On your rear hub you have a part that drives your bike when you pedal. There are two main types of drives: freewheels and cassettes (freehub).
Other drives include worm, clutch, and freecoaster. Freecoasters are found in freestyle and sprag clutch types are in racing. Let's ignore those other drives and look at what the majority of bikes still use.
The operating principles for cassettes and freewheels are the same. Little ramped teeth called ratchets are inside, and spring-loaded pawls catch on the rachets when pedaling. The angle of the ratchets allows the hub to spin freely when not pedaling. The teeth are on the outside and mesh with the chain.
The number of ratchets and pawls determines the points of engagement. POE is often cited when shopping for new freewheels or cassettes. Things can get all super techie when it comes to bike drivetrains, and we know no one cares about that. POE is simply how many places the pawls and ratchets hit. Some pawls have micro teeth, sometimes called 'finned,' and those are used in high POE setups. Here is an example: a 3/36 setup is 3 pawls and 36 POE. Some setups are 9/108. 9 pawls, 108 POE.
Dividing POE by 360 gives the angle of engagement. The AOE is how many degrees the pawl needs to move to catch a ratchet. 360/108= 3.33 degrees. 360/36= 10 degrees. Got it?
High POE gives quicker (almost instant) engagement when pedaling and little to no 'dead spots.' More power is transmitted. The disadvantage is weight increases with more pawls and more resistance (drag) when coasting. The resistance is caused by more pawls dragging against more ratchets. If you like that mad hornet's nest sound, then high POE is for you!
Lower POE is less noisy, less draggy, and usually a little lighter. The downside is noticeable 'dead spots' where the pawl is not engaging with the ratchet. You'll feel this in the pedals. If you have to move your cranks 3.33 degrees or 10 degrees, which do you think you'll feel?
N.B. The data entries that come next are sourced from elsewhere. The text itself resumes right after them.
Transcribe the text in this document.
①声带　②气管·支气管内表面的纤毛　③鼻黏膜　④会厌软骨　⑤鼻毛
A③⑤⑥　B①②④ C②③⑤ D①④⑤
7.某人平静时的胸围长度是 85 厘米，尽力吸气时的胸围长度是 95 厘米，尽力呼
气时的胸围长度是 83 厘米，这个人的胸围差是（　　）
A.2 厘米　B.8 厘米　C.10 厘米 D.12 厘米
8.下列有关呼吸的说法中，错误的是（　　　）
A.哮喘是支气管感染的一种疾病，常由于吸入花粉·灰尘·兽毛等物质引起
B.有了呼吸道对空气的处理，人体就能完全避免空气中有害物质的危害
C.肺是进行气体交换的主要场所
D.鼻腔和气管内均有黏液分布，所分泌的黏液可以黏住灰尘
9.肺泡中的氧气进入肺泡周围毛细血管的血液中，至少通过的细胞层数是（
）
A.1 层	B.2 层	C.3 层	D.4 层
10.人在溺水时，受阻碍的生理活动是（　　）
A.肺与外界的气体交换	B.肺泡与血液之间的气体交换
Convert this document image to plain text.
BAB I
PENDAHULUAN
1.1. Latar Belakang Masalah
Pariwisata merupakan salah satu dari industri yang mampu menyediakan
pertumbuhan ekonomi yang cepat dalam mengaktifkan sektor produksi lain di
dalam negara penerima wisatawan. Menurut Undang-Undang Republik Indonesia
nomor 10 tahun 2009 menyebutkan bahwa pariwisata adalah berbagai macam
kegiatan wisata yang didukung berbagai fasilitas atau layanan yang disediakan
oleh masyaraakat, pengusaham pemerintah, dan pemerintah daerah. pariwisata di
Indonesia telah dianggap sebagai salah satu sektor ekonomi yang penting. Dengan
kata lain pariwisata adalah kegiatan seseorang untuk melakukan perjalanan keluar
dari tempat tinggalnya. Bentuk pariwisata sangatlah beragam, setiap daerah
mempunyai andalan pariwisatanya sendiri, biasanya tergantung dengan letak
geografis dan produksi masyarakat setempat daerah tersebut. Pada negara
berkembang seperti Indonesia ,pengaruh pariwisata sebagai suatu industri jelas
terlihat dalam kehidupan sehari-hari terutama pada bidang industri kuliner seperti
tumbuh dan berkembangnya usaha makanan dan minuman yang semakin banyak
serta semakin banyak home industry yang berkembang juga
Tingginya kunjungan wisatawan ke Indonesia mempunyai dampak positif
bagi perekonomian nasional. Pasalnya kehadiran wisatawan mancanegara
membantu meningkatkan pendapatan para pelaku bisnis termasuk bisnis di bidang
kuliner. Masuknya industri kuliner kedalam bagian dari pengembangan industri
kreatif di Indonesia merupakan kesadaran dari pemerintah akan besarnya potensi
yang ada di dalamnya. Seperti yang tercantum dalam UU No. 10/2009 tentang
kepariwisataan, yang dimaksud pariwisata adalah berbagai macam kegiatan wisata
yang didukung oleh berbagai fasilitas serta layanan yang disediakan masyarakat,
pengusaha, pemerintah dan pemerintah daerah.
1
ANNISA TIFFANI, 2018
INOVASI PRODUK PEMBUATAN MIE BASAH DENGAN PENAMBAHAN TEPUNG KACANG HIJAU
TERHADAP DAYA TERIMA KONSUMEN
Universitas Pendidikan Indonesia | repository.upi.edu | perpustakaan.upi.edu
Now, here is the difference between freewheels and cassettes. The freewheel is self-contained and threads onto the hub. Freewheels can be a bit heavy. Freewheels also limit the amount of chainline spacing that can be done. This can limit what frames a freewheel can be used on. Freewheels get dirty inside quickly too and require more labor to service.
The freehub, commonly called the cassette after the name of the gears that go on it, is partially built into the hub. The ratchets are on a ring pressed inside the hub, The freehub body contains the pawls and is splined to accept cogs. Cogs are the little gears. A retaining nut holds the body to the hub.
Why freehubs? Manufacturing freewheels requires assembly labor, the ratchets and gearing are non-changeable, and with multi-speed drivetrains each cassette of gears (speeds) had to have its own freewheel.
The freehub (cassette) solved this problem. A hub could use changeable ratchet rings to vary the POE and was easier to service. One freehub body could be setup for multiple speeds like 6, 7, or 8, and the gears could be slid off and on to change them if they were worn out or to customize the gearing for the terrain.
BMX didn't fully adopt the cassette until the 2000's, almost 20 years after its invention. BMX's solution was to replace freewheels as needed, and for gear changes use a flip-flop hub. A flip-flop hub is threaded on both sides so a freewheel could be mounted on each side. If you needed to do a gear change you flipped the wheel around and used your other freewheel. The cassette solved gear changing issues for BMX too.
Is one better than the other? Both perform well. For BMX either works. It comes down to what you are riding and which type your bike was designed for. Many newer frames cannot accept freewheels due to clearance issues.